What we know about paid sick leave

Sabri Ben-Achour Sep 8, 2015

What we know about paid sick leave

Sabri Ben-Achour Sep 8, 2015

President Barack Obama’s Labor Day executive order will provide seven days of sick leave to employees of federal contractors, good news for some 300,000 American workers. Now the president wants Congress to approve legislation extending that benefit to the private sector.

Several states and cities have already taken this step, and there is some research suggesting what effects can be expected. Connecticut was the first state to require employers to offer paid sick leave (five days) back in 2011. The Center for Economic Policy Research studied what happened.

“For most employers, having to provide paid sick days for employees turns out to largely be a nonevent,” says Eileen Appelbaum, a senior economist at CEPR. 

According to the CEPR study, about 47 percent of establishments said there was no change in costs; 19 percent said costs increased less than 2 percent; and 11 percent said costs increased more than that. 

“The main way they handle [required paid sick leave] is by temporarily assigning the work to other employee, or they put the work on hold,” says Appelbaum. “If you’re talking about a restaurant or retail establishment, they allow employees to swap shifts.”

One percent of businesses reduced wages to cover the cost; 10.6 percent reduced employee hours; 15.5 percent increased prices; and 1.3 percent said they reduced quality of service to accommodate the paid sick-leave requirements.

On the other hand, in the Connecticut case, 88.5 percent of employers were already providing sick leave to all or some of their workers, so the impact on businesses that were not previously providing paid sick leave is harder to assess. 

A study of Seattle’s paid sick leave law by the city’s auditor and researchers from the University of Washington found that about 16 percent of employers said their profitability suffered, but most employers didn’t have a concrete estimate of how much it cost them.
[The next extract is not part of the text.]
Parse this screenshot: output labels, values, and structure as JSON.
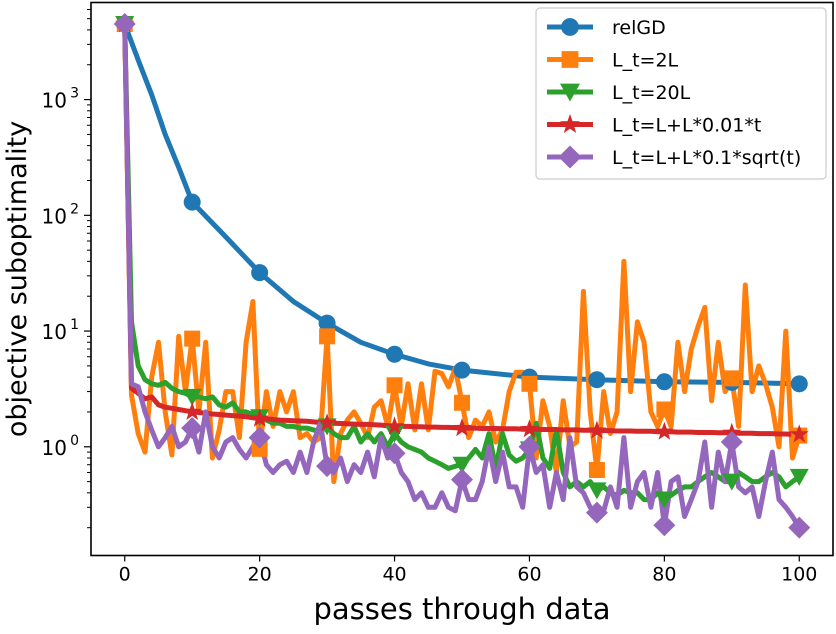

Among the few who did, the average was 0.41 percent of revenue, though that was not a statistically valid sample size, the authors wrote. 

The Institute for Women’s Policy Research conducted a study in San Francisco after that city adopted a paid sick leave law. 

“Only about 14 percent of employers saw a negative impact on profitability,” says Jessica Milli, study director for IWPR. 

Max Nelson, labor policy analyst with the Freedom Foundation, is critical of many of these studies. He says one thing that paid sick leave doesn’t seem to be doing is keeping sick employees from coming to work.

“About four of the five studies that have been done look at workplace illness in the wake of a mandatory paid sick leave law have found no reduction,” he says. 

And on the subject of decreasing profitability, “the money’s got to come from somewhere,” he says. 

One reason why several studies find a limited cost of offering paid sick leave may be that workers don’t often use sick days. 

“Workers are definitely not using all of their paid sick days,” Milli says. “Rather, we think they’re mainly using it as kind of an insurance policy” for serious situations.

There are three states and 19 cities that require paid sick leave. According to the White House, 44 million private-sector employees don’t have any paid sick leave.